Davacı vekili tarafından, ihtarnamenin davalı şirkete 14.01.2014 tarihinde tebliğine dair ihtarname örneklerini dosyaya ibraz edilerek davanın kabulüne karar verilmesini talep etmiştir.
Davalı vekili tarafından davanın reddine karar verilmesi talep edilmiştir.
Mahkemece bilirkişi raporları ve taraflar arasında imzalanan sözleşme hükümleri gereğince davacı tarafa uygulanan cezai şartın yerinde olmadığı kabul edilerek tahsil edilen bedelin temerrüd tarihininden itibaren kabulüne karar verilmiştir.
Sözleşmenin ” Ödemeler” başlıklı 8. maddesinde, “Fatura bedeli, pompa satış fiyatının KDV’siz tutarında %6 tutarında istonto yapılarak hesaplanır. Ancak PO, beklenmeyen ekonomik olumsuzluklar veya kar marjında oluşan anormal değişiklikler nedeniyle değişen piyasa koşullarına bağlı olarak müşteriye sunulan satış koşullarında değişiklik yapma hakkına sahiptir ”, şeklinde düzenleme bulunmaktadır.

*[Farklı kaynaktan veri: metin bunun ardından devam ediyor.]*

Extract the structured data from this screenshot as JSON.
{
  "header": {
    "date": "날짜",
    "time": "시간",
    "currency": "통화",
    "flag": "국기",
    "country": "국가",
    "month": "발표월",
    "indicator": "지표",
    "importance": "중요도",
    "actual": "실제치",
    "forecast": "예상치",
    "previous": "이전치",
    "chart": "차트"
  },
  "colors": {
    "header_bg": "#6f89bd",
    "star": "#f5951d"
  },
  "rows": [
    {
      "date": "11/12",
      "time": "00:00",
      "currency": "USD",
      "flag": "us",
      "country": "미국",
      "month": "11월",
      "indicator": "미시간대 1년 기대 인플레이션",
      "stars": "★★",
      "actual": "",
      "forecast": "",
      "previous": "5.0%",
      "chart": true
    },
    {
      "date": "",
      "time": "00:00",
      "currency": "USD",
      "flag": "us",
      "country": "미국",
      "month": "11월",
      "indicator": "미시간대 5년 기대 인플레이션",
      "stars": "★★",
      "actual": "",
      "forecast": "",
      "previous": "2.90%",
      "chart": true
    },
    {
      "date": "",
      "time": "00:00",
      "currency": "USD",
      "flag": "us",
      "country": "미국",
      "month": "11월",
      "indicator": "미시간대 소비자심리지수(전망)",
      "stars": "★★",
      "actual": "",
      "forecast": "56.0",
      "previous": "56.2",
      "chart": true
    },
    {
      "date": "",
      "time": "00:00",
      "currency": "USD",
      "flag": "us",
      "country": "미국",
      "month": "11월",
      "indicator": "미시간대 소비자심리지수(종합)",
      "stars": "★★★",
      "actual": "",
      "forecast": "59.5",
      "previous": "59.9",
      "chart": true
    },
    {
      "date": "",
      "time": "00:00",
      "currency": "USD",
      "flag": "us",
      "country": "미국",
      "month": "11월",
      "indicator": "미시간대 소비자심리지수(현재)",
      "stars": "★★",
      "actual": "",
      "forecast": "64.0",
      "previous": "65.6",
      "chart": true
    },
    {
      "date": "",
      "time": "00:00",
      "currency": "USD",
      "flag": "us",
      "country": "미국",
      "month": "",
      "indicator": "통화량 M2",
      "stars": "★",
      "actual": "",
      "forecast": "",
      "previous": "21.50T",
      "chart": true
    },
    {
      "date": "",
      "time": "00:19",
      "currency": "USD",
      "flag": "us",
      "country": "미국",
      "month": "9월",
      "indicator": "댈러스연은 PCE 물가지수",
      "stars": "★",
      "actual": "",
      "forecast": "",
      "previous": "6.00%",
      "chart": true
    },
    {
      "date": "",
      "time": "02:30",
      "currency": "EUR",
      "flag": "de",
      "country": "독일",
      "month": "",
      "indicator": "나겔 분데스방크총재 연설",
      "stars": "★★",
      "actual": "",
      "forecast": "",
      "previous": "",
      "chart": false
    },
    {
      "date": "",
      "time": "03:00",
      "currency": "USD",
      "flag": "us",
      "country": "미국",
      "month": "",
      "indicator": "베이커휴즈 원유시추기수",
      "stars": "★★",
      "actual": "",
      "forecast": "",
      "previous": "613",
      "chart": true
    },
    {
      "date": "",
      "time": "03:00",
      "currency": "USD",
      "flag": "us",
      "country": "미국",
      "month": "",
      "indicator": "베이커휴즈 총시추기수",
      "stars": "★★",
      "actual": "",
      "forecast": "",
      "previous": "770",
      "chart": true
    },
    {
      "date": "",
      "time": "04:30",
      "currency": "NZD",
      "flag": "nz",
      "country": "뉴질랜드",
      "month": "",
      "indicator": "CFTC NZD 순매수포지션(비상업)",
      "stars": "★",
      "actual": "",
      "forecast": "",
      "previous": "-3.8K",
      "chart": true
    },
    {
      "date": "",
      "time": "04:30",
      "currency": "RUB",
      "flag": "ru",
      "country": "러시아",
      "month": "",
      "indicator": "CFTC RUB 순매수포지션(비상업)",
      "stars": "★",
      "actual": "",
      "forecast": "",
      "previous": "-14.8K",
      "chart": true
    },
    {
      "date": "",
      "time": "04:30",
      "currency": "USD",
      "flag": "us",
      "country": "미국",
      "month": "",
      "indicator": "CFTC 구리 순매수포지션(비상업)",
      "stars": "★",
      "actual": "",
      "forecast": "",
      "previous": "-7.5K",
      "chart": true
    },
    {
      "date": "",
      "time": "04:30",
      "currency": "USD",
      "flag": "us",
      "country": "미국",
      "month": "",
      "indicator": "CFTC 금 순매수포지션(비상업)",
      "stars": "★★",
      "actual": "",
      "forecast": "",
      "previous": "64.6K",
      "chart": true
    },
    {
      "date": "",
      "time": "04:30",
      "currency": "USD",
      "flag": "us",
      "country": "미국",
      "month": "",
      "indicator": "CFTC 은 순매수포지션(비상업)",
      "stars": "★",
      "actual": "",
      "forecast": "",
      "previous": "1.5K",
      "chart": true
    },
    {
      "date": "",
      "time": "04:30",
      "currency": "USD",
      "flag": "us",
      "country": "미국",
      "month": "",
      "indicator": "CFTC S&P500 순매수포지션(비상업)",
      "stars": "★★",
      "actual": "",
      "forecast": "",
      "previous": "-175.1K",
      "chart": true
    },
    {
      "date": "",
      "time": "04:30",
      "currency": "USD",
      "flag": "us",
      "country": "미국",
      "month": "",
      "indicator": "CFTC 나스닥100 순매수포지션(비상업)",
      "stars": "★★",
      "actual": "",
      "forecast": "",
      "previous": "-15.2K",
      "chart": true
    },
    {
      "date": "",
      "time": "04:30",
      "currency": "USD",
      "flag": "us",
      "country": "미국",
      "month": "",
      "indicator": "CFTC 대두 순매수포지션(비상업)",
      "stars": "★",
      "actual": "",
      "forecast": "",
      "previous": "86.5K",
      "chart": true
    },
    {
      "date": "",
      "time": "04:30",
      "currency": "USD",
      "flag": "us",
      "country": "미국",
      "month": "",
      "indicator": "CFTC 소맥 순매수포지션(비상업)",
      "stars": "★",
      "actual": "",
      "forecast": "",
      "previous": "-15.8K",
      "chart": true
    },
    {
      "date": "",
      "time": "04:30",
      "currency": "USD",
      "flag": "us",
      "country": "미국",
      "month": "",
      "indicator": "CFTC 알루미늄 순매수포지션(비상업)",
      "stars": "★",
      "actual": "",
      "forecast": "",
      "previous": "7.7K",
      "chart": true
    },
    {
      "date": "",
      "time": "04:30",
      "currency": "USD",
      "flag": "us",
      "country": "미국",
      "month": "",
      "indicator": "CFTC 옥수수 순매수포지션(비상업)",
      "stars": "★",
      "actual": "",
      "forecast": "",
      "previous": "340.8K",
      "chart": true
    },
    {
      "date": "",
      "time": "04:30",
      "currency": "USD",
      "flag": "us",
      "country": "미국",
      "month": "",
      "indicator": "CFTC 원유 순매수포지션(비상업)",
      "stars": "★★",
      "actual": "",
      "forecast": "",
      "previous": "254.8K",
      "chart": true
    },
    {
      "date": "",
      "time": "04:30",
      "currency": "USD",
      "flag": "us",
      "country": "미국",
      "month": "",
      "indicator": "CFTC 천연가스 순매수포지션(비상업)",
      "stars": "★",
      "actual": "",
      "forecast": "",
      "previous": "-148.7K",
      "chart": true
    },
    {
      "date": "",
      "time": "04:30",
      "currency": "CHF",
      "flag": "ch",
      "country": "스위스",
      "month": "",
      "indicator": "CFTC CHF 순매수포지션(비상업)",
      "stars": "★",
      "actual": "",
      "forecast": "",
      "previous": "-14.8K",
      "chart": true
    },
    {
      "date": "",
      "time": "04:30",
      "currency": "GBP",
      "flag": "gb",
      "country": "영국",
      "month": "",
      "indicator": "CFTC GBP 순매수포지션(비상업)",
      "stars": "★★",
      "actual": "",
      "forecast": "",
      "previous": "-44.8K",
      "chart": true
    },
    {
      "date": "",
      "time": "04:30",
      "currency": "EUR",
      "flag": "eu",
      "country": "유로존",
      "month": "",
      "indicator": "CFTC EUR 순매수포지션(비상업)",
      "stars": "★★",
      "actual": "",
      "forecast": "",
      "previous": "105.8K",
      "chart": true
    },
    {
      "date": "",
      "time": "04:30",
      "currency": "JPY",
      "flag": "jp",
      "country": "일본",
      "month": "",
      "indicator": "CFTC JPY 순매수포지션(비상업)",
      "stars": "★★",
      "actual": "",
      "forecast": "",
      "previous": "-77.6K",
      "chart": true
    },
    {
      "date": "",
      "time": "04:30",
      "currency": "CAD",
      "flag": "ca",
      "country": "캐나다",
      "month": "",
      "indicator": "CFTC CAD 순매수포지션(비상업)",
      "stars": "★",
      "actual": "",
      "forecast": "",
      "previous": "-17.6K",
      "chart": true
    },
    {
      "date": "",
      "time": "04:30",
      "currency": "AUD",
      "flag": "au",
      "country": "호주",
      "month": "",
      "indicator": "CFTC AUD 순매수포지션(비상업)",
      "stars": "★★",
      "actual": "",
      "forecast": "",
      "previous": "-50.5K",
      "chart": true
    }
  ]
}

Davalı, akaryakıt dağıtım şirketi olup, istinaf dilekçesinde dayanmış olduğu dava konusu sözleşmenin 8. maddesinin somut olayda uygulanabilirliğine ilişkin dosyaya ibraz edilen EPDK yazısı ve yazı içeriği satış koşullarında davacı aleyhine değişiklik yapma hakkının dayanağını açıklayamamaktadır. Diğer taraftan, somut olayda, sözleşmede belirtilen mücbir sebepler kapsamında herhangi bir durumun mevcut olduğuna ilişkin olarak da herhangi bir iddia yer almamakla, mevcut dosya itibariyle mücbir sebebin varlığına ilişkin bir değerlendirme de yapılamamaktadır. O halde davacı, haklı sebeple aradaki sözleşme ilişkisini sona erdirdiğinden davalının, fesih sonrasında davacının akde aykırı davranışlarıyla sözleşmenin feshine sebebiyet verdiği gerekçesiyle keşide etmiş olduğu dava konusu faturaların herhangi bir yasal dayanağı bulunmamaktadır. Ayrıca davacı tarafça tahsil edilen alacağın iadesi amacıyla davalıya gönderilen 07.01.2014 tarihli noter ihtarnamesinin 14.01.2014 tarihinde tebliğ edildiği ve tebligatta tebliğden itibaren üç gün içerisinde ödenmesinin belirtilmiş olması da göz önünde bulundurulduğunda temerrüt tarihi olan 18.01.2014 tarihinden itibaren faiz işletilmesinde TBK’nın 117. maddesi kapsamında herhangi bir usul ve yasaya aykırılık bulunmamaktadır.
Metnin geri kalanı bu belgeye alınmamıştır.